W.A.F. LogoSeminare

Schwerbehinderung

M
Mondlicht
Nov 2016 bearbeitet

Hallo, Wenn ein MA der Schwerbehindert ist mit Ausweis (50 %)- (Rücken / Bandscheibenvorfälle ) an einem behindertengerechten Arbeitsplatz arbeitet, muss er dann die gleiche Arbeitsleistung - Schnelligkeit und Arbeitspensum - wie ein dort arbeitender Nichtbehinderter leisten ??

1.77708

Community-Antworten (8)

K
Kölner

21.09.2014 um 16:18 Uhr

Ja. Warum nicht? Und wenn er es nicht tut, müsste er weitere Erklärungen dafür haben...

...aber ich verstehe die Frage nicht.

K
kratzbuerste

21.09.2014 um 16:46 Uhr

Gibt es denn soll-Vorgaben oder ein Leistungsbeurteilungssystem (natürlich mitbestimmt)? Wer misst wie die Leistung und zieht daraus Rückschlüsse? Und wer ist der Maßstab (der top-Mitarbeiter) oder der Durchschnitt?

N
Nubbel

21.09.2014 um 17:52 Uhr

wer hat denn festgestellt das der arbeitsplatz leidensgerecht ist?

H
Hartmut

21.09.2014 um 23:23 Uhr

Das kommt sehr auf die zu leistende Arbeit an. Wenn diese körperlicher Natur ist, wird er mit seinem Rücken natürlich nicht das gleiche leisten können - sonst wäre er ja nicht schwerbehindert. Wenn er aber z.B. als Rechtsanwalt oder Controller oder so ähnlich arbeitet, also eher 'geistig', dann wird er durchaus Vergleichbares leisten können (und daher auch müssen) wie ein Nicht-Behinderter.

L
Lexipedia

22.09.2014 um 09:53 Uhr

Sollte er die Leistung nicht bringen können kann es unter Umständen einen monitären Ausgleich vom Integrationsamt geben! Sonst kann ich Harmuts Aussage nur unterstützen!

I
ickederdicke

23.09.2014 um 16:21 Uhr

Die 100 % Leistung eines behinderten Mitarbeiters können auch mal von den 100% Leistung welche ein Arbeitgeber fordert abweichen. Dazu kann der AG, wie Lexipedia schrieb,bei dem integrationsamt einen Antrag auf Minderleistungszuschuss stellen. Das Integrationsamt wird dazu den Integrationsfachdienst einschalten, welcher den AN am Arbeitsplatz aufsucht und sich ein eigenes Bild der Sachlage macht. Dieser Zuschuß ist für Mehraufwand der Einweisung/Betreuung, sowie zum Ausgleich der Unterschiede bei der Leistung AN zu geforderter Leistung AG da. Desweiteren kann der AN auch den § 124 SGB IX "setzen", dieser schliesst durch einmalige Willensäusserung an den AG jedwede Mehrarbeit regressfrei aus.

R
Rattle

23.09.2014 um 17:04 Uhr

ist es denn wirklich ein behinderten gerechter Arbeitsplatz, das stellt eigentlich das Integrationsamt gemeinsam mit dem ARG und der SBV fest!

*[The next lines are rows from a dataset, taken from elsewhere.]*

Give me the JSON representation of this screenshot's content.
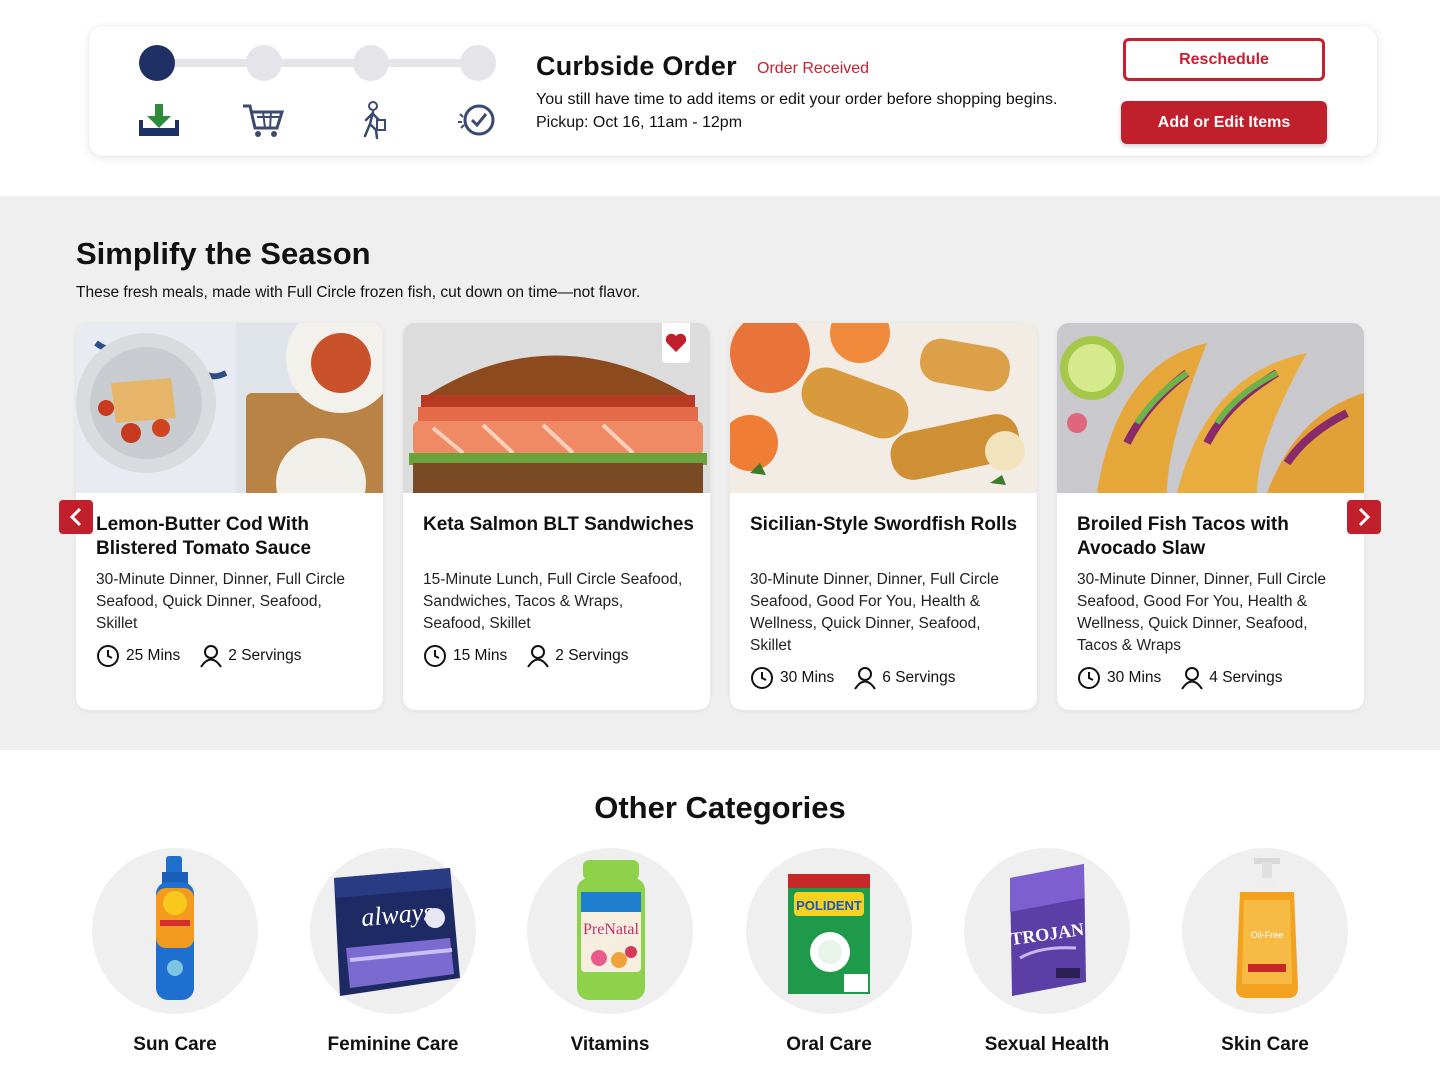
{
  "order": {
    "title": "Curbside Order",
    "status": "Order Received",
    "message": "You still have time to add items or edit your order before shopping begins.",
    "pickup": "Pickup: Oct 16, 11am - 12pm",
    "reschedule_label": "Reschedule",
    "add_edit_label": "Add or Edit Items",
    "progress": {
      "current_step": 1,
      "total_steps": 4
    },
    "steps": [
      {
        "icon": "download-tray-icon"
      },
      {
        "icon": "shopping-cart-icon"
      },
      {
        "icon": "walking-shopper-icon"
      },
      {
        "icon": "check-badge-icon"
      }
    ]
  },
  "season": {
    "title": "Simplify the Season",
    "subtitle": "These fresh meals, made with Full Circle frozen fish, cut down on time—not flavor.",
    "recipes": [
      {
        "title": "Lemon-Butter Cod With Blistered Tomato Sauce",
        "tags": "30-Minute Dinner, Dinner, Full Circle Seafood, Quick Dinner, Seafood, Skillet",
        "time": "25 Mins",
        "servings": "2 Servings",
        "favorited": false
      },
      {
        "title": "Keta Salmon BLT Sandwiches",
        "tags": "15-Minute Lunch, Full Circle Seafood, Sandwiches, Tacos & Wraps, Seafood, Skillet",
        "time": "15 Mins",
        "servings": "2 Servings",
        "favorited": true
      },
      {
        "title": "Sicilian-Style Swordfish Rolls",
        "tags": "30-Minute Dinner, Dinner, Full Circle Seafood, Good For You, Health & Wellness, Quick Dinner, Seafood, Skillet",
        "time": "30 Mins",
        "servings": "6 Servings",
        "favorited": false
      },
      {
        "title": "Broiled Fish Tacos with Avocado Slaw",
        "tags": "30-Minute Dinner, Dinner, Full Circle Seafood, Good For You, Health & Wellness, Quick Dinner, Seafood, Tacos & Wraps",
        "time": "30 Mins",
        "servings": "4 Servings",
        "favorited": false
      }
    ]
  },
  "categories": {
    "title": "Other Categories",
    "items": [
      {
        "label": "Sun Care"
      },
      {
        "label": "Feminine Care"
      },
      {
        "label": "Vitamins"
      },
      {
        "label": "Oral Care"
      },
      {
        "label": "Sexual Health"
      },
      {
        "label": "Skin Care"
      }
    ]
  },
  "colors": {
    "brand_red": "#c0202c",
    "navy": "#1f3064",
    "panel_gray": "#efefef",
    "step_green": "#2e8b3a"
  }
}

beurteilen können wir das nicht weil wir den Arbeitsplatz nicht kennen wie er verändert (Sitzgelegenheit)wurde oder was für Pausen vereinbart wurden um den Rücken zu schonen?

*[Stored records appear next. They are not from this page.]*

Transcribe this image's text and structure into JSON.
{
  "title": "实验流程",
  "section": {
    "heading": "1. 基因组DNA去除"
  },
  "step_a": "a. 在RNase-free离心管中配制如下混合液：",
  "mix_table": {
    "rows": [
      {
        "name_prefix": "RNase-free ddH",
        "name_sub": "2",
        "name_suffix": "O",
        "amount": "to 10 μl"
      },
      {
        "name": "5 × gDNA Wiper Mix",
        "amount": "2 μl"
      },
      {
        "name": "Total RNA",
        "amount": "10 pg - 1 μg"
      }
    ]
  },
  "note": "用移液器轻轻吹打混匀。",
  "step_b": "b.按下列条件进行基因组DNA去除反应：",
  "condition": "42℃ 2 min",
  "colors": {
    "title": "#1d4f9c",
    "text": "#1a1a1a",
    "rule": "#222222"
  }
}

wenn alles nur vom ARG so festgelegt wurde ist das null und nichtig und ich würde die SBV auffordern zu handeln.

W
Widder

23.09.2014 um 18:30 Uhr

Ergänzend dazu könnte dies in einem TV, oder einer BV so geregelt sein, das der Schwerbehinderte eine Leistungsminderung geltend machen kann. Dementsprechend wird er dann auch nicht mehr vor die gleichen Herausforderungen
( erwartete Leistung ) wie ein Nichtbehinderter MA gestellt.